Taking us back to the turn of the century, Mark shares with us his calling to God, and his happiness at finding a progressive church which welcomes and indeed encourages members of the LGBTQ community to join; Mark himself becomes very actively involved, becoming a deacon and a diplomat for the church. Between them, its founders and members work tirelessly to promote equality and understanding of LGBTQ rights in what is outwardly a pretty conservative, God-fearing small Texas town. In fairness, most people he encounters, even those Republicans in the council and the many other more traditional, perhaps resistant churchgoers, come across as generally quite amenable and respectful, even if they don’t share Mark’s liberal views. Without wishing to spoil any of the book, Mark and his friends remarkably achieve what would have probably been some pretty admirable outcomes for the time, including a Pride parade in their relatively modest town. Most encouraging is the support they gain from perhaps some surprising corners.

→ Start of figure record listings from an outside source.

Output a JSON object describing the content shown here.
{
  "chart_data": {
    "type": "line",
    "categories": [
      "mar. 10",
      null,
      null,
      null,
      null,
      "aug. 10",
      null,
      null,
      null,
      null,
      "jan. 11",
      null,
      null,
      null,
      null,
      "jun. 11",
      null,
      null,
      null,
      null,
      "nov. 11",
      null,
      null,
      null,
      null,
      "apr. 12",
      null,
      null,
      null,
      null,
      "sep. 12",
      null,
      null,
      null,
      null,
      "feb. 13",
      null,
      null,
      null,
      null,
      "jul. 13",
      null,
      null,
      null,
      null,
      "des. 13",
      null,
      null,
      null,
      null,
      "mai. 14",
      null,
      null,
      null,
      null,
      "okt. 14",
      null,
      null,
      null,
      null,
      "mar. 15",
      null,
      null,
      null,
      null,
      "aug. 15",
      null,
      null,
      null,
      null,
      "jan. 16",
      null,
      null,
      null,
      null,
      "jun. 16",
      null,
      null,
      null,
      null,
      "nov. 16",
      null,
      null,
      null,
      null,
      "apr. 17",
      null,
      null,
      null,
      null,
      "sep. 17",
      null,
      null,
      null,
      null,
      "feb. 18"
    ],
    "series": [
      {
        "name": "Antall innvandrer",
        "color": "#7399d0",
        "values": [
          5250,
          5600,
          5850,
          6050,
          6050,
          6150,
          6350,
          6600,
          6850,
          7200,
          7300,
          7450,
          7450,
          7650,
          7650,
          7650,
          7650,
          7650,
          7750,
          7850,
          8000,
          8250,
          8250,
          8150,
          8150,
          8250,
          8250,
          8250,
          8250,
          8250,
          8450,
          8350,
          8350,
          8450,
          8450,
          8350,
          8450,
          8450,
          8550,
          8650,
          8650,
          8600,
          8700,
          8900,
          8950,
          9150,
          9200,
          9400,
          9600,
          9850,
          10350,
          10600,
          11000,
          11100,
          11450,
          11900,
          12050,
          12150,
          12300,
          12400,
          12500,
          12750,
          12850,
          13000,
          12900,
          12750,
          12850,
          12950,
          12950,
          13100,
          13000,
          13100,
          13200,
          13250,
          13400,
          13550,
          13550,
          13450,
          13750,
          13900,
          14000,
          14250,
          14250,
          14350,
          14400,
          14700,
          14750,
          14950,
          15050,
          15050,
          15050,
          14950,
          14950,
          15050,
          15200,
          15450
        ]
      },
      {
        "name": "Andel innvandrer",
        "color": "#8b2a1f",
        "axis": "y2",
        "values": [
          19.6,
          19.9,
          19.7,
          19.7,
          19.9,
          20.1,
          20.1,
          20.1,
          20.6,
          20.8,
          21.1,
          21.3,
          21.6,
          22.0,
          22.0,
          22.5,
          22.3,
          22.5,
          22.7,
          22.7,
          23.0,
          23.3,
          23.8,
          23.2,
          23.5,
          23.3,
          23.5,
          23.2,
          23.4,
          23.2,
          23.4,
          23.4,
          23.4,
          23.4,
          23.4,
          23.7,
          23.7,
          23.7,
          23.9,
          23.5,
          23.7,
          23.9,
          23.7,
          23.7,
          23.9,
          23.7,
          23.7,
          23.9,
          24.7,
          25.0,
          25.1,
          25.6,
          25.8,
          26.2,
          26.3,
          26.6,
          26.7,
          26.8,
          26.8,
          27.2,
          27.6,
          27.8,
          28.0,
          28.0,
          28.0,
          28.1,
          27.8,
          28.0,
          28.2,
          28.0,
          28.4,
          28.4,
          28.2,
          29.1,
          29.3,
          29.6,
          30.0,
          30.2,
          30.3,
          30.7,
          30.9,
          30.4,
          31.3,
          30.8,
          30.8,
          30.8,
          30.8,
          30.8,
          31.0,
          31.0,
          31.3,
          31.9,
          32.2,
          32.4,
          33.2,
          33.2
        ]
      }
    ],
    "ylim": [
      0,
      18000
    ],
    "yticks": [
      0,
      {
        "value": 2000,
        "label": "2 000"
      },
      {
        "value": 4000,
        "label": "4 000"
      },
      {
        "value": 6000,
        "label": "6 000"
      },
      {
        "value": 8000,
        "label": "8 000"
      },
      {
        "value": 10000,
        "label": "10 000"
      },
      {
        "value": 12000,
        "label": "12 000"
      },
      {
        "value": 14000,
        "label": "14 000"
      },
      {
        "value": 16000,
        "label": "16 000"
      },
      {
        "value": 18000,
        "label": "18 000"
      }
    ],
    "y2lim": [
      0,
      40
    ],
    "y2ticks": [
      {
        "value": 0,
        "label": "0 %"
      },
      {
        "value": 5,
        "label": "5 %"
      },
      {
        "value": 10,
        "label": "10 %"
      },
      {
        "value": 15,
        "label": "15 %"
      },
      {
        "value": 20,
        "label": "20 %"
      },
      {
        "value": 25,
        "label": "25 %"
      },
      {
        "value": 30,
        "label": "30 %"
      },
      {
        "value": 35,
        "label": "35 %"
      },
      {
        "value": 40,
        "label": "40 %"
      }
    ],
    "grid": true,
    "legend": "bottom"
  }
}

This is a very nice book to read. It doesn’t go down the serious path of focusing on hate that it might; I don’t doubt that there were examples of it, but Mark is just a person who chooses to focus on the joy and the hope which goes hand in hand with his Christian ideals. He is clearly a respectful and respectable person who chooses to live his life with a degree of class. The only real adversity in this book comes in the form of its romantic elements, which may include those who aren’t yet ready to come to terms with their sexuality – and even these are handled with sensitivity and good humour. I very much enjoyed Mark’s uplifting memoir, and hope that he continues to write about his journey with the same resolve and cheer – I think he deserves it, in return of for giving the same to his readers.